Speaking during Africa Week, hosted by the African Leadership Centre at King’s College London, Fayemi warned that the rapid expansion of mining activities in fragile regions can exacerbate conflict when governance structures are weak. He noted that mineral wealth often becomes intertwined with local grievances, illicit trade networks, and armed groups in conflict-affected areas.
“In eastern Democratic Republic of Congo, competition over high-value minerals has intersected with armed group financing and regional instability,” he said.
Similar dynamics are unfolding in the Sahel, where artisanal gold mining has given rise to informal economies that frequently operate beyond government oversight. These parallel systems can facilitate smuggling, tax evasion, and the movement of armed actors across porous borders.

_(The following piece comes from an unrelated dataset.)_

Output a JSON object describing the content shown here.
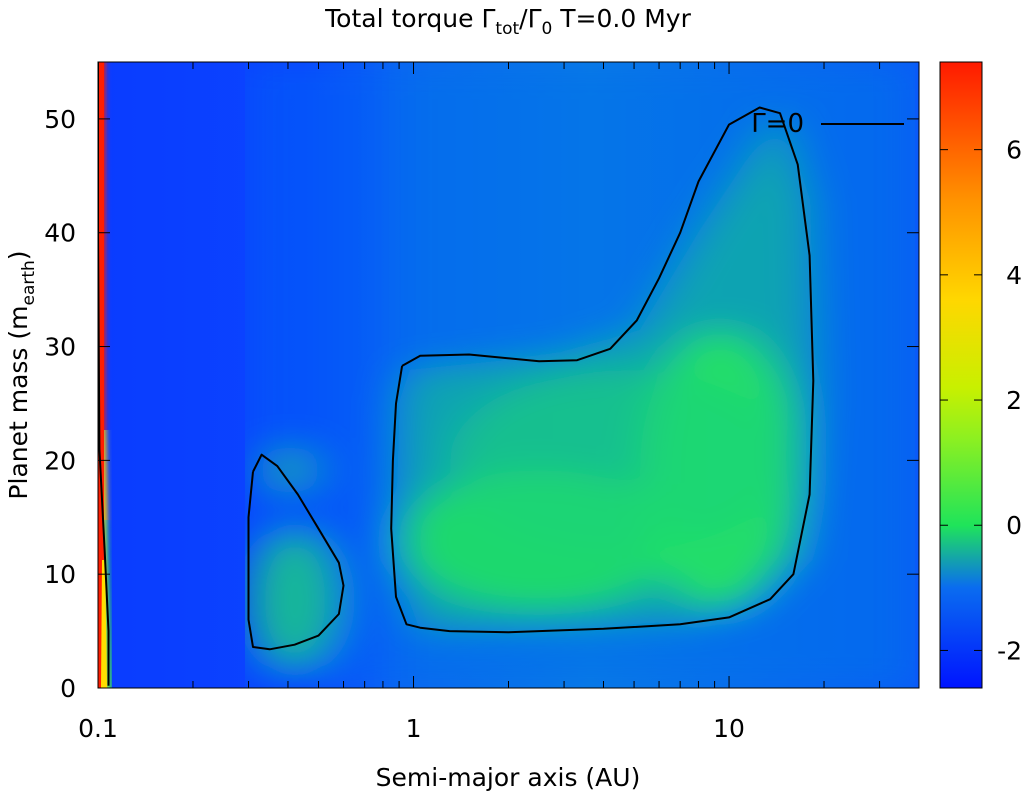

Fayemi highlighted that Nigeria is also confronting growing challenges linked to illegal mining. In parts of the northwest, unregulated gold mining has been tied to banditry and the financing of armed groups, while disputes over land and mineral access have triggered communal conflicts elsewhere.
“Where governance is weak, the expansion of mining activity can intersect with insecurity in dangerous ways,” he warned.
To address these risks, Fayemi stressed the importance of integrating peacebuilding into mineral governance frameworks. This includes strengthening regulatory institutions, improving transparency in licensing systems, and formalizing artisanal mining activities rather than criminalizing them. He pointed to Nigeria’s Presidential Artisanal Gold Mining Initiative as an example—a program designed to integrate small-scale miners into formal supply chains while enhancing oversight and revenue collection.
Fayemi emphasized that secure mineral supply chains cannot be built on fragile communities or weak institutions. “The success of the global energy transition will depend not only on the availability of minerals but on the stability of the regions that produce them,” he said. “A just transition must invest as much in governance and community resilience as it does in technology.”
Extensive research reinforces this view, showing that weak mineral governance across the continent poses a direct threat to regional security by fostering corruption, fueling armed conflicts, and deepening economic instability.
Corruption in licensing and revenue leakage erodes state capacity and undermines public institutions. Meanwhile, illicit mining sustains shadow economies that intensify resource disputes, empower militant groups, and contribute to environmental degradation and political instability.